Students should be able to dress for school in a manner that expresses their individuality as long as it does not interfere with the learning process and health and safety of themselves or other students; and Students should be treated equitably. Dress code should not create disparities or reinforce or increase marginalization of any individual or group.

That’s not happening. From what I’ve seen first-hand, all the students in violation with me were female. If the district wants to truly be equitable, policies like the dress code one should be reevaluated. The dress code is disproportionately affecting more female students than males. This does not promote a culture of equity.

The other major issue here is enforcement. The policy emailed to the district by Roberson states, “Staff will use reasonable efforts to avoid addressing dress code violations in front of other students. Students shall not be removed from class as a consequence for wearing attire in violation of the dress code policy unless the attire creates a disruption to the educational environment, poses a hazard to the health or safety of others, or factors into a student behavior rule violation such as harassment, intimidation, or bullying.” 
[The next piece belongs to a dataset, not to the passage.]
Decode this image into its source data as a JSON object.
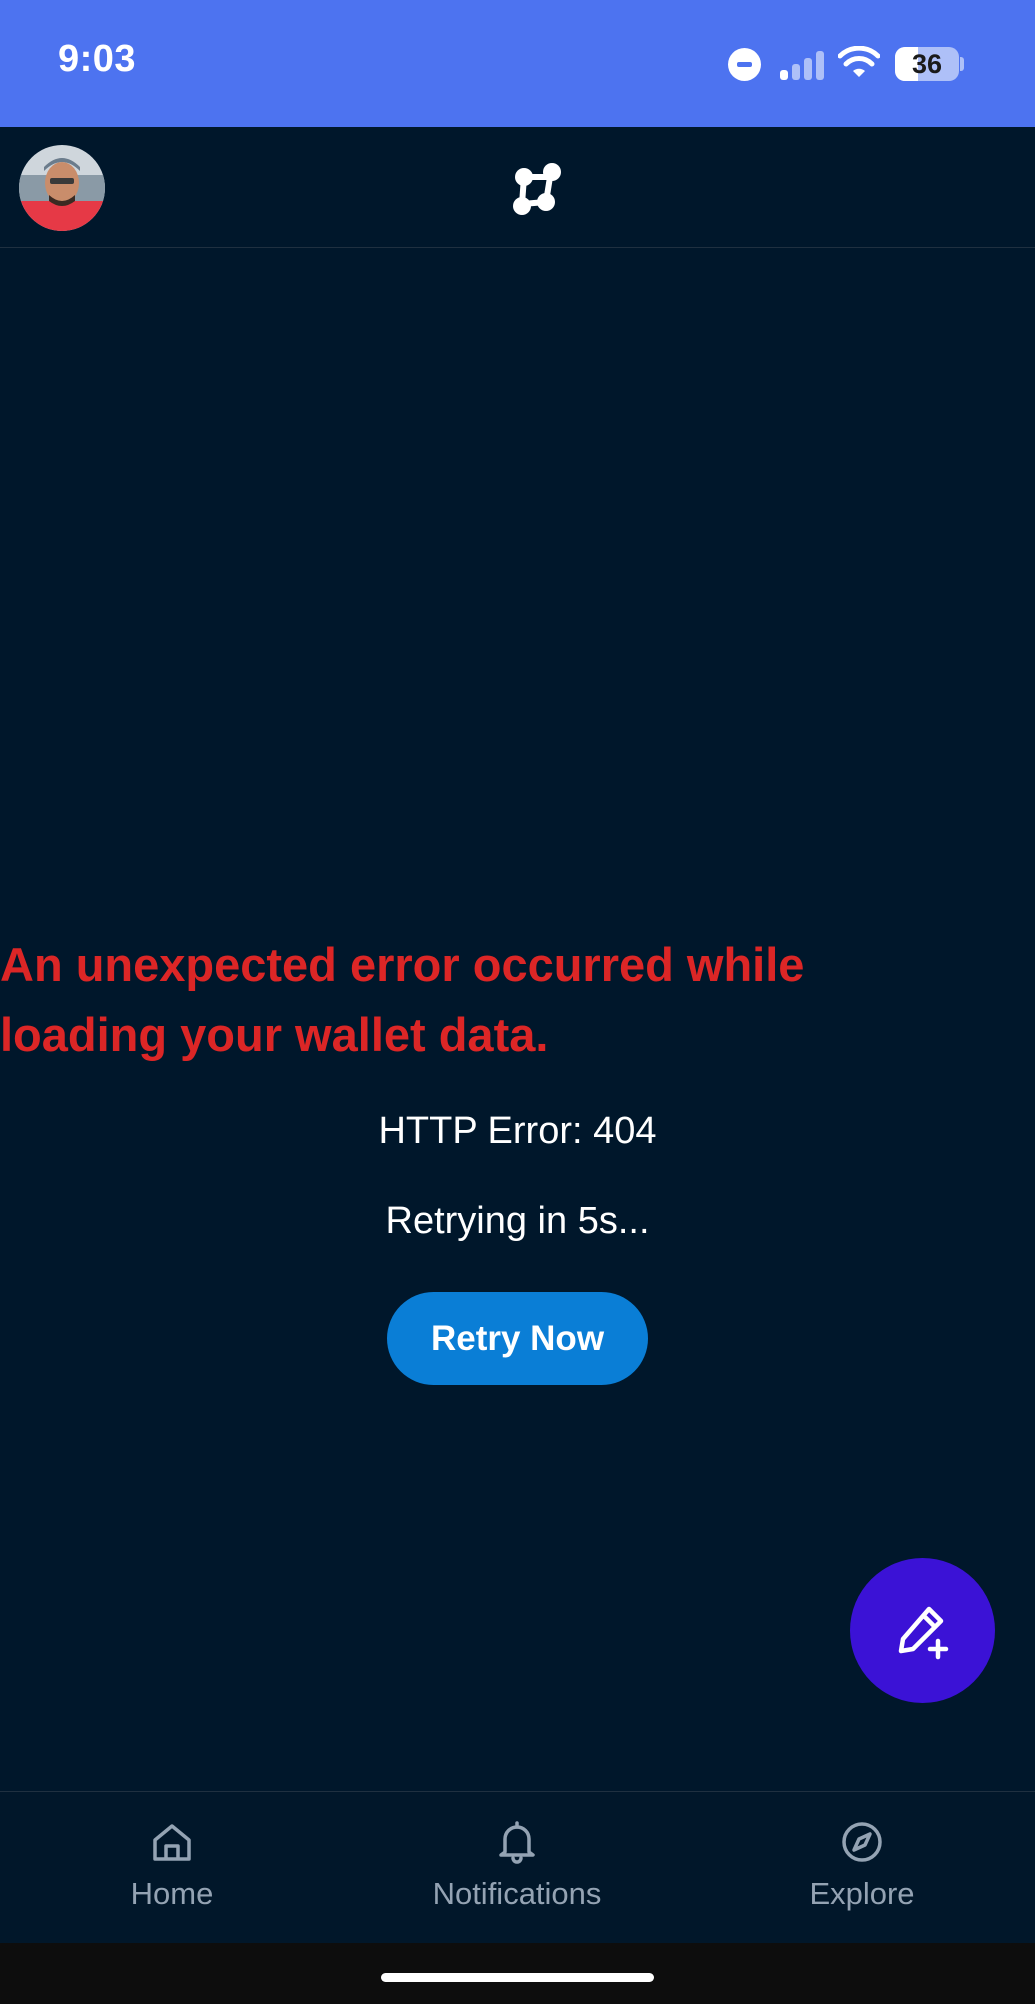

As we can already see this is not true. Students are being pulled away in the hallways and forced to miss their classes for simply what they wish to wear. The school is violating its own policy which could set a negative precedent for future school policies. Shorts and tank tops do not create a “disruption to the educational environment,” nor do they pose a “hazard to the health or safety of others.” As a district and school, we have so much rebuilding that needs to happen because of the after-effects of a pandemic. Keeping students from class time, sending them home, or embarrassing them in front of others because of what they are wearing, is not the way to return to normalcy. Giving people time and opportunity to adjust to the new enforcement of the policy would have been the way to approach this. The policy has existed since 2020, students should have been told at the end of the last school year that it would be strictly enforced this year. Waiting until day two of school and then strictly enforcing on day three was not the right way to start the school year.